Maître Pham Xuân Tong dispense son enseignement en quatre catégories d'armes :

  • Les armes en bois
  • Les armes articulées
  • Les armes tranchantes
  • Les armes de jet


On pourrait ajouter une cinquième catégorie : les armes dites "rares" soient parce qu'elles revêtent un caractère dangereux ou bien parce que leur maniement demande des qualités psycho-physiques particulières.

Voici le nom de toutes les armes enseignées :
Bong, Song Côt, Môc Guom, Môc Can, Long Gian, Tâm Thiêt Gian, Cuu Khuc, Guom, Kiêm, Dai Dao, Ma Dao, Ma Tau, Song Yên Dao, Song Diêp Dao, Thuong, Song Cau

Pour en savoir plus, consultez la rubrique Armes

Techniques de casse au Qwan Ki Do

 

Cette discipline présente plusieurs aspects :

. Le Ngoai Luc qui consiste à briser des matériaux divers à l'aide d'éléments naturels du corps (tête, mains, coudes, pieds, tibias,...) mais aussi, à un certain niveau, à résister à la casse d'un matériel sur une partie du corps.

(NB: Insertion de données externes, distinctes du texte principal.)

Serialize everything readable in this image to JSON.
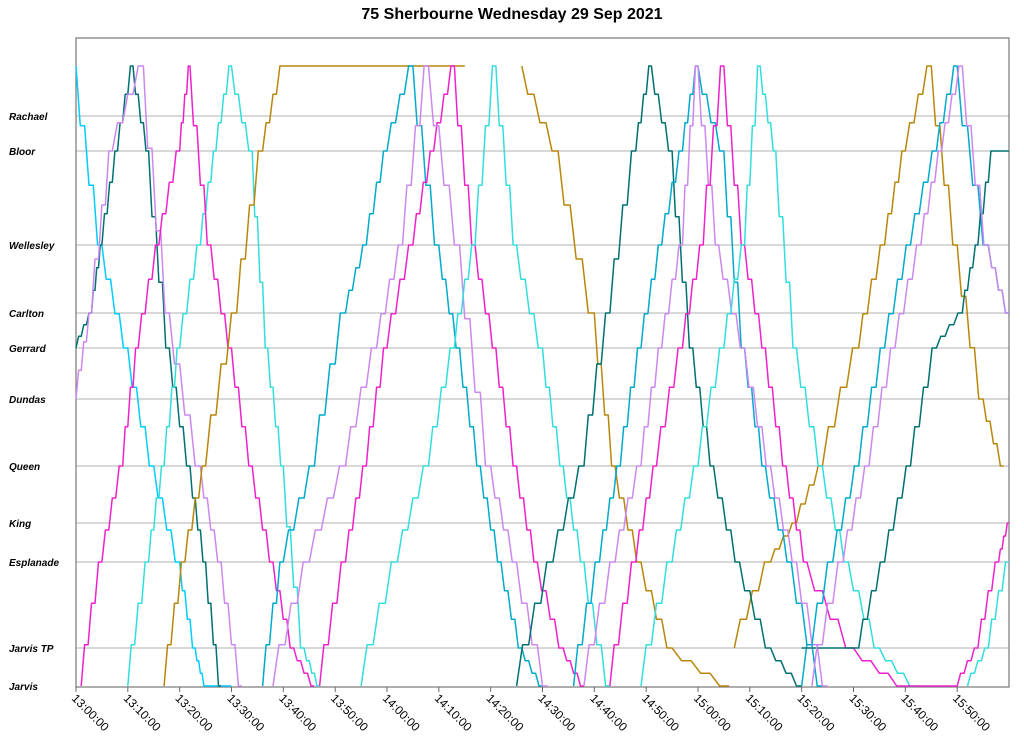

. L'entrainement de l'énergie interne Nôi Luc qui pourra orienter le pratiquant vers différentes applications comme supporter aussi bien le froid que la forte chaleur, ou alléger le corps pour marcher sans bruit (Dê Khi), ou encore alourdir son corps (Thiên Cân Truy), ou escalader un mur lisse (Bich Hô Du Tuong)...

. A un niveau plus élevé, briser à distance un objectif choisit (Da Chuong) ou pratiquer le Diêm Huyêt : science médicale traditionnelle qui consiste à frapper à des endroits précis du corps, pour perturber ou détruire les méridiens de l'adversaire et de le condamner à une mort lente (à ne pas confondre avec la frappe des points sensibles ou mortels du corps). Pascal Fauliot a relaté dans son livre "Les contes des Arts Martiaux" (Ed. Albien Michel) un conte sur cette merveilleuse science médicale, qu'aujourd'hui malheureusement peu de Grand Maître possède.